Ghost of Tsushima is getting a multiplayer expansion later this year entitled Legends, which will offer two-player cooperative story missions and four-player cooperative wave encounters. This content update will be free to anyone who owns the base game.
The title Legends refers to the playable characters in the expansion, none of which are Jin, the hero of the main game. These four samurai come from mythic stories told across the island of Tsushima and will take place in a haunting and fantastical world, one filled with enemies inspired by Japanese folk tales, compared to the realistic map and human foes in the campaign.
There will be four classes to choose from: Samurai, Hunter, Ronin, or Assassin, and while we don’t currently have any info on the differences between these classes, it seems like each of these will be a singular, focused iteration of the different play styles that were available to Jin.
The two-player co-op story missions will feature levels escalating in difficulty, and will expand on the gameplay featured in the main game by providing players with new, mystical abilities. With a focus on multiplayer, some of these skills will require the players to be in sync to execute them, with these attacks providing devastating results against those on the receiving end of them.
The four-player co-op survival missions will pit a quartet of warriors against waves of enemies, including the new Oni opponent. In Japanese folklore, Oni are a troll-like subset of yōkai, demonic creatures with supernatural abilities, featured prominently in another Japanese folklore-inspired gaming series Nioh.

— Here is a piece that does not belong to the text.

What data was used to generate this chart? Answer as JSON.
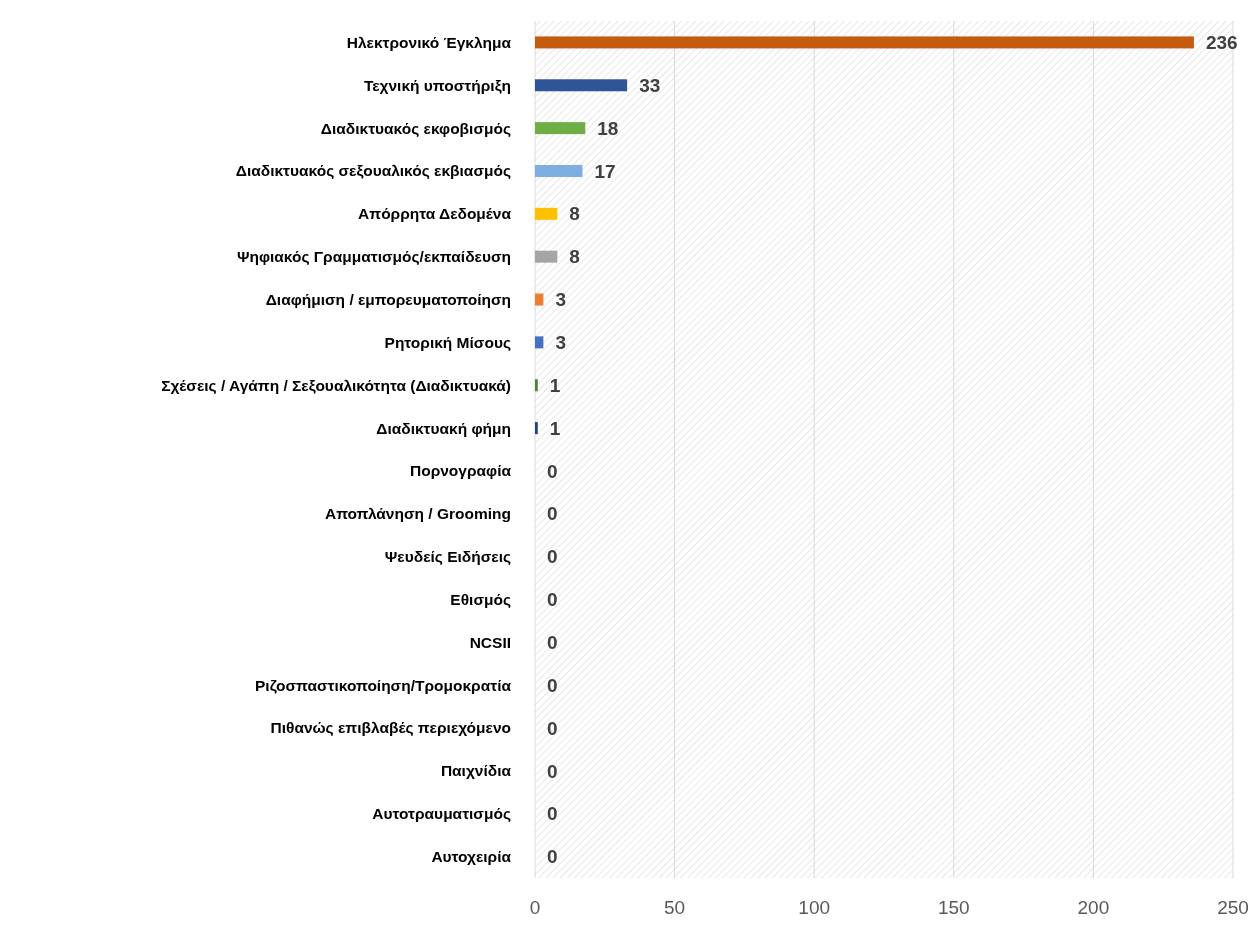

Sometime after the launch of Legends, players will be able to attempt a raid that takes them to a new realm to face even tougher opponents and a brutal new enemy.
While Ghost of Tsushima teased elements of the supernatural and had its own mythic tales that pushed reality to its limits, at no point does the game steer away from its grounded world completely. Legends will provide an other-worldly flavor that mixes with the design and combat of the main game extremely well, all while keeping it separate from the single-player experience.